3. Hukuk Dairesi Esas No: 2011/17049 Karar No: 2012/415 Karar Tarihi: 11.01.2012
Yargıtay 3. Hukuk Dairesi 2011/17049 Esas 2012/415 Karar Sayılı İlamı
Özet:
Davacı, davalıdan 2.520,65 TL fazla ödeme yapıldığını iddia ederek bu miktarın geri ödenmesini talep ediyor. Mahkeme, uyuşmazlığın idari yargıda çözüleceğine karar vererek görevsizlik kararı vermiştir. Ancak Yargıtay, idari yargıda gerçek kişiler aleyhine dava açılamayacağına dair kanun hükmünü hatırlatarak, davacının ödemenin geri ödenmesine ilişkin talebinin özel hukuk hükümlerine göre Borçlar Kanunu'nun 61-66 maddelerine dayanarak adli yargıda çözümlenmesi gerektiğine karar vermiştir. Kanun maddelerinin açıklaması: Borçlar Kanunu'nun 61-66 maddeleri, sebepsiz zenginleşme kurallarını düzenlemektedir. Borç olmayanı rızası ile ödeyen kişi, yanlışlığa düştüğünü ispat ettiği takdirde ödediğini geri isteyebilir.
3. Hukuk Dairesi 2011/17049 E. , 2012/415 K.
"İçtihat Metni"
MAHKEMESİ:SULH HUKUK MAHKEMESİ
Dava dilekçesinde 2.520,65-TL alacağın faiz ve masraflarla birlikte davalı taraftan tahsili istenilmiştir. Mahkemece davanın görev nedeniyle reddi cihetine gidilmiş, hüküm davacı vekili tarafından temyiz edilmiştir.
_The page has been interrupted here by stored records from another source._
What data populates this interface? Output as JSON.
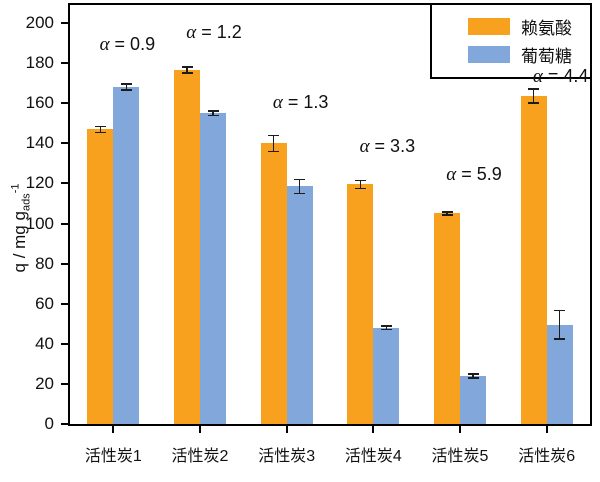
{
  "chart_data": {
    "type": "bar",
    "title": "",
    "ylabel": {
      "prefix": "q / mg g",
      "sub": "ads",
      "sup": "-1"
    },
    "ylim": [
      0,
      209
    ],
    "ytick_step": 20,
    "ytick_labels": [
      "0",
      "20",
      "40",
      "60",
      "80",
      "100",
      "120",
      "140",
      "160",
      "180",
      "200"
    ],
    "grid": false,
    "legend_position": "top-right-inside",
    "categories": [
      "活性炭1",
      "活性炭2",
      "活性炭3",
      "活性炭4",
      "活性炭5",
      "活性炭6"
    ],
    "series": [
      {
        "name": "赖氨酸",
        "color": "#F8A11F",
        "values": [
          147,
          176.5,
          140,
          119.5,
          105,
          163.5
        ],
        "errors": [
          1.5,
          1.5,
          4,
          2,
          0.8,
          3.5
        ]
      },
      {
        "name": "葡萄糖",
        "color": "#82A7DB",
        "values": [
          168,
          155,
          118.5,
          48,
          24,
          49.5
        ],
        "errors": [
          1.5,
          1.2,
          3.5,
          0.8,
          1,
          7
        ]
      }
    ],
    "annotations": [
      {
        "text": "α = 0.9",
        "group": 0,
        "y": 189
      },
      {
        "text": "α = 1.2",
        "group": 1,
        "y": 195
      },
      {
        "text": "α = 1.3",
        "group": 2,
        "y": 160
      },
      {
        "text": "α = 3.3",
        "group": 3,
        "y": 138
      },
      {
        "text": "α = 5.9",
        "group": 4,
        "y": 124
      },
      {
        "text": "α = 4.4",
        "group": 5,
        "y": 173
      }
    ]
  }
}
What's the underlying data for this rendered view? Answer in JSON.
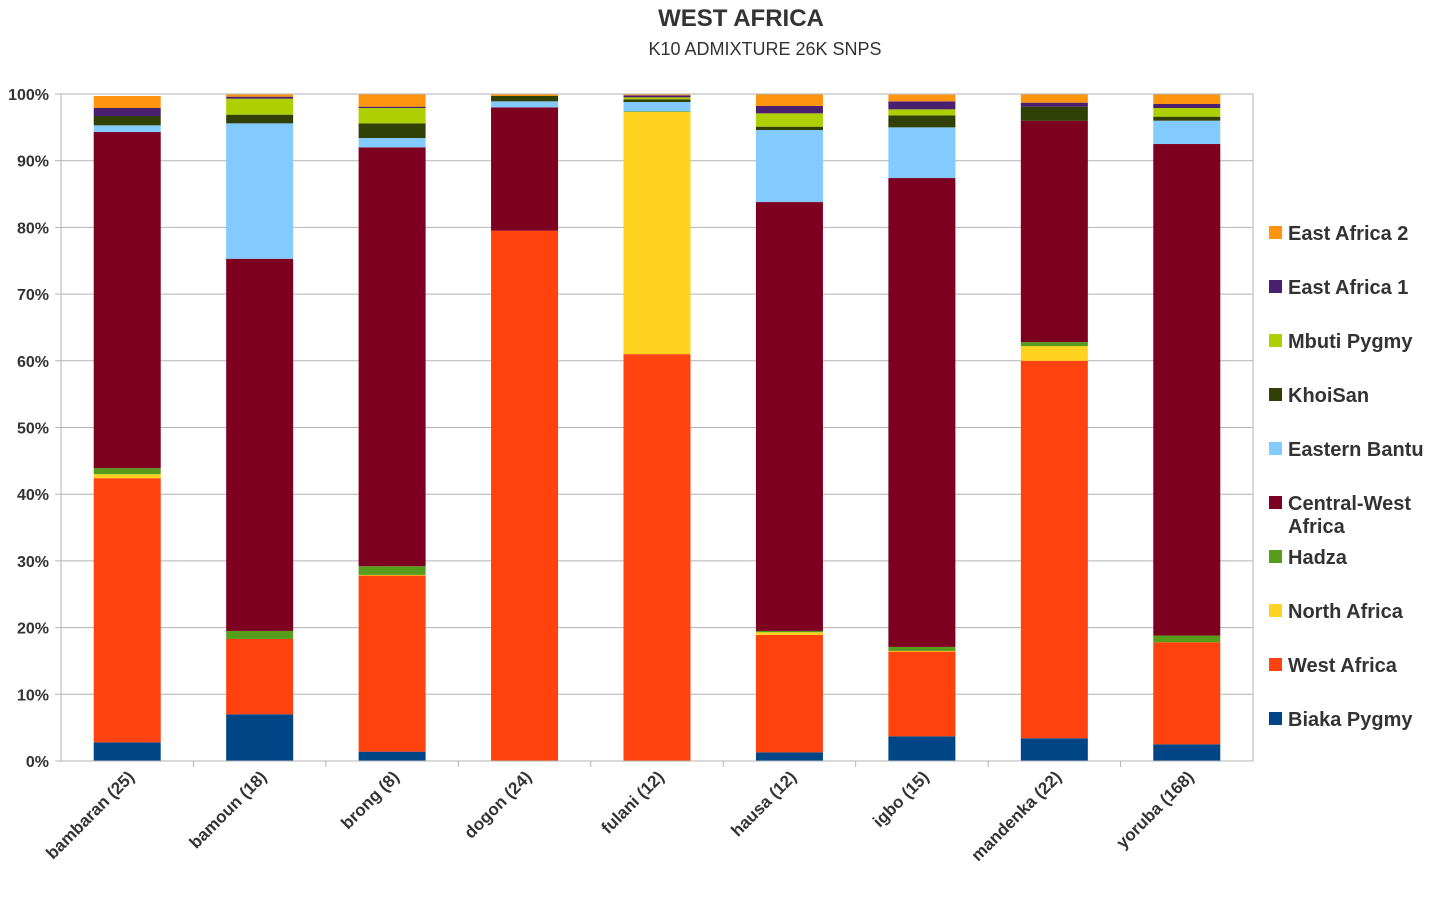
{
  "chart_data": {
    "type": "bar",
    "stacked": true,
    "title": "WEST AFRICA",
    "subtitle": "K10 ADMIXTURE 26K SNPS",
    "ylim": [
      0,
      100
    ],
    "y_ticks": [
      "0%",
      "10%",
      "20%",
      "30%",
      "40%",
      "50%",
      "60%",
      "70%",
      "80%",
      "90%",
      "100%"
    ],
    "grid": true,
    "legend_position": "right",
    "categories": [
      "bambaran (25)",
      "bamoun (18)",
      "brong (8)",
      "dogon (24)",
      "fulani (12)",
      "hausa (12)",
      "igbo (15)",
      "mandenka (22)",
      "yoruba (168)"
    ],
    "series": [
      {
        "name": "Biaka Pygmy",
        "color": "#004586",
        "values": [
          2.8,
          7.0,
          1.4,
          0.0,
          0.0,
          1.3,
          3.7,
          3.4,
          2.5
        ]
      },
      {
        "name": "West Africa",
        "color": "#ff420e",
        "values": [
          39.6,
          11.3,
          26.4,
          79.5,
          61.0,
          17.6,
          12.7,
          56.6,
          15.3
        ]
      },
      {
        "name": "North Africa",
        "color": "#ffd320",
        "values": [
          0.6,
          0.0,
          0.1,
          0.0,
          36.3,
          0.4,
          0.1,
          2.2,
          0.0
        ]
      },
      {
        "name": "Hadza",
        "color": "#579d1c",
        "values": [
          0.9,
          1.2,
          1.3,
          0.0,
          0.1,
          0.2,
          0.6,
          0.6,
          1.0
        ]
      },
      {
        "name": "Central-West Africa",
        "color": "#7e0021",
        "values": [
          50.4,
          55.8,
          62.8,
          18.5,
          0.0,
          64.3,
          70.3,
          33.2,
          73.7
        ]
      },
      {
        "name": "Eastern Bantu",
        "color": "#83caff",
        "values": [
          1.0,
          20.3,
          1.4,
          0.9,
          1.4,
          10.8,
          7.6,
          0.0,
          3.5
        ]
      },
      {
        "name": "KhoiSan",
        "color": "#314004",
        "values": [
          1.4,
          1.3,
          2.2,
          0.8,
          0.4,
          0.5,
          1.8,
          2.1,
          0.6
        ]
      },
      {
        "name": "Mbuti Pygmy",
        "color": "#aecf00",
        "values": [
          0.0,
          2.4,
          2.3,
          0.0,
          0.3,
          2.0,
          0.9,
          0.0,
          1.3
        ]
      },
      {
        "name": "East Africa 1",
        "color": "#4b1f6f",
        "values": [
          1.2,
          0.3,
          0.2,
          0.0,
          0.3,
          1.1,
          1.2,
          0.6,
          0.6
        ]
      },
      {
        "name": "East Africa 2",
        "color": "#ff950e",
        "values": [
          1.8,
          0.4,
          1.9,
          0.3,
          0.2,
          1.8,
          1.0,
          1.3,
          1.5
        ]
      }
    ],
    "legend_order": [
      "East Africa 2",
      "East Africa 1",
      "Mbuti Pygmy",
      "KhoiSan",
      "Eastern Bantu",
      "Central-West Africa",
      "Hadza",
      "North Africa",
      "West Africa",
      "Biaka Pygmy"
    ],
    "legend_display": {
      "East Africa 2": [
        "East Africa 2"
      ],
      "East Africa 1": [
        "East Africa 1"
      ],
      "Mbuti Pygmy": [
        "Mbuti Pygmy"
      ],
      "KhoiSan": [
        "KhoiSan"
      ],
      "Eastern Bantu": [
        "Eastern Bantu"
      ],
      "Central-West Africa": [
        "Central-West",
        "Africa"
      ],
      "Hadza": [
        "Hadza"
      ],
      "North Africa": [
        "North Africa"
      ],
      "West Africa": [
        "West Africa"
      ],
      "Biaka Pygmy": [
        "Biaka Pygmy"
      ]
    }
  }
}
Y A R G I T A Y K A R A R I Temyiz isteminin süresi içinde olduğu anlaşıldıktan sonra dosyadaki bütün kağıtlar okunup gereği düşünüldü.Davacı idare; davalıya ... Devlet Hastahanesinde hasta hakları sorumlusu olarak görev yaptığı sırada 2.520,65-TL fazla ödeme yapıldığını ileri sürerek, fazla ödenen paranın davalıdan tahsiline karar verilmesini talep ve dava etmiştir.Mahkemece; uyuşmazlığın çözüm yerinin idari yargı olduğundan bahisle görevsizlik kararı verilmiş, hüküm davacı vekili tarafından temyiz edilmiştir. Kural olarak, idari yargıda; gerçek kişiler aleyhine dava açılamaz. İdari Yargılama Usulü Kanununun 2. maddesinde; idarenin, idari eylem ve işlemlerine karşı (işlem ve eylemi yapan idare aleyhine) iptal ya da tam yargı davası açılabileceği kabul edilmiştir.HGK"nın 5.12.1984 tarih, l982/13-387 E.- 1984/997 K. sayılı kararı ile; idarenin herhangi bir şart tasarrufuna dayanmayan, salt hatalı ödemelerin idare tarafından Borçlar Kanununun sebepsiz zenginleşme kurallarına göre geri istenebileceği açıklanmıştır. Borçlar Kanunun 62. maddesi gereğince, borç olmayanı rızası ile ödeyen kimse yanlışlığa düştüğünü ispat ettiği takdirde ödediğini geri isteyebilir. Somut olayda davacı idare, davalı gerçek kişidir. Davacı idare, gerçek kişi olan davalıdan fazla ödemenin iadesini talep etmektedir. Davacı idarenin talebi kamu gücüne dayanmamaktadır. Buna göre davacı idare Borçlar Kanununun sebepsiz zenginleşmeye ilişkin 61-66 maddelerine dayanarak davalının zenginleştiği miktarı özel hukuk hükümlerine göre geri isteyebilir. Bu nedenle dava adli yargıda, Borçlar Hukuku hükümlerine göre çözülmelidir. Mahkemenin, işin esasına girmek suretiyle davanın esası hakkında hüküm kurması gerekirken yanılgılı değerlendirme sonucu, davaya bakmaya idare mahkemesinin görevli olduğundan bahisle görevsizlik kararı vermesi doğru görülmemiş ve bozmayı gerektirmiştir.Bu itibarla yukarıda açıklanan esaslar gözönünde tutulmaksızın yazılı şekilde hüküm tesisi isabetsiz, davacı tarafın temyiz itirazları bu nedenlerle yerinde olduğundan kabulü ile hükmün HUMK.nun 428. maddesi gereğince BOZULMASINA, 11.01.2012 tarihinde oybirliği ile karar verildi.